Now, some researchers are hoping bats can help us learn more about Ebola.
In addition to being a suspected reservoir for Ebola, bats are believed to be natural hosts for the viruses that cause Marburg, Nipah, SARS and MERS. As far as scientists are aware—and more research is needed—the immune systems of some species of bats may be providing some level of protection to bats against these viruses.
Answering questions about the immune system of tropical fruit bats might contribute to the development of control measures against the spread of diseases like Ebola, says Professor Janusz Paweska, head of the Special Pathogens Unit at the Centre for Emerging and Zoonotic Diseases at the National Institute for Communicable Diseases in Johannesburg, South Africa.
Ten researchers, including Paweska, identified Ebola antibodies in three fruit bat species in 2005. In 2011, he was part of a research team that visited Luebo in the Democratic Republic of Congo (DRC) to study one of the identified species, the hammer-headed bat (find out more about this species on page 6). In 2007 and 2008, the Luebo region was hit by two outbreaks of Ebola.
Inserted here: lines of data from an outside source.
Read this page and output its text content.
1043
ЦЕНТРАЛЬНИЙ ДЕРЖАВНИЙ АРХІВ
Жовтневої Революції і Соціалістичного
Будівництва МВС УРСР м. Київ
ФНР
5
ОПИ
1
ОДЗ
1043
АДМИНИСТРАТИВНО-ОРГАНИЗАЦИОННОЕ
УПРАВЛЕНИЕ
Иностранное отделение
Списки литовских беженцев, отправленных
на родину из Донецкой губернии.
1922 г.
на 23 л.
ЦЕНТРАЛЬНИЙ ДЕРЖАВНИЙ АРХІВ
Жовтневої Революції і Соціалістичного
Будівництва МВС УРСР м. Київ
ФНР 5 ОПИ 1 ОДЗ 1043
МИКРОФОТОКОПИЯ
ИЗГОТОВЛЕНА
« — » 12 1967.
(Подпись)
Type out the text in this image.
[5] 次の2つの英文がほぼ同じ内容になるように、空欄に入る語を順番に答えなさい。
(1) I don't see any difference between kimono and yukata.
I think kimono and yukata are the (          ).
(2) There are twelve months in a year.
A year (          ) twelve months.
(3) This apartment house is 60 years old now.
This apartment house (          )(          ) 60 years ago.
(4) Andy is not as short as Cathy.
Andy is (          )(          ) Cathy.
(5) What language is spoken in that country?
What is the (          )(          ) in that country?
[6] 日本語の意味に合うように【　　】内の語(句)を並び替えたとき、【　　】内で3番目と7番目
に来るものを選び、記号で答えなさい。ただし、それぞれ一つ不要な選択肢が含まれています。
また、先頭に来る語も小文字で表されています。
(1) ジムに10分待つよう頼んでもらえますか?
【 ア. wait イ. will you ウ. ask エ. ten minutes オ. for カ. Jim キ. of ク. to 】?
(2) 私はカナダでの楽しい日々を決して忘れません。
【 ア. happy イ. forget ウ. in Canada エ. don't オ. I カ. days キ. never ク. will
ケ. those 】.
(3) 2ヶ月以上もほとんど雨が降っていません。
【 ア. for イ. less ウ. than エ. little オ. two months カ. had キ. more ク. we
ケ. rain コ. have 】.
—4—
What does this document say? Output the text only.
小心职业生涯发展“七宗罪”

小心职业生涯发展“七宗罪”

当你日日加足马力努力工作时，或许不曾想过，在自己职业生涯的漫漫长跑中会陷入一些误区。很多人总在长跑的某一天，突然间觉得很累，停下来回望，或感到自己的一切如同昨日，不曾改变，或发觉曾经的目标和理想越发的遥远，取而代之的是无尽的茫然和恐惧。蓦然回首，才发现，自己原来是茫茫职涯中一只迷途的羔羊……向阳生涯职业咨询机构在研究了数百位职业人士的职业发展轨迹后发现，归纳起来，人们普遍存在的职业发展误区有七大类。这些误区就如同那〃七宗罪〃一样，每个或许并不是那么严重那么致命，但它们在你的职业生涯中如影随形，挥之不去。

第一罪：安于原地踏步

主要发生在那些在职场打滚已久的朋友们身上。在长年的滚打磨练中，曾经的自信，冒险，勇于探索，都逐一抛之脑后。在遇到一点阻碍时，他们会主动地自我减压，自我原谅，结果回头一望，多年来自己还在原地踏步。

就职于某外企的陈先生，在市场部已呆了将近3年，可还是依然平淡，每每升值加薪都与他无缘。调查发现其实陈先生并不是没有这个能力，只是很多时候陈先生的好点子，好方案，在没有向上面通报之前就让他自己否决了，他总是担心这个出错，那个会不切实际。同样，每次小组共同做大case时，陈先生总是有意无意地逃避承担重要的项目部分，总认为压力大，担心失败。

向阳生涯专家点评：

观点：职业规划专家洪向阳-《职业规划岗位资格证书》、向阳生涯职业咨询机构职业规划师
Understanding how deadly viruses like Ebola and the similarly fatal Marburg virus circulate in reservoir hosts is one of “the most hunted treasures in modern biology,” Paweska says. “If we could understand the bat immune system and how it counteracts the replication or the growth of these very dangerous viruses, we might take some lessons from there and apply them to the development of antivirals or vaccines,” he adds.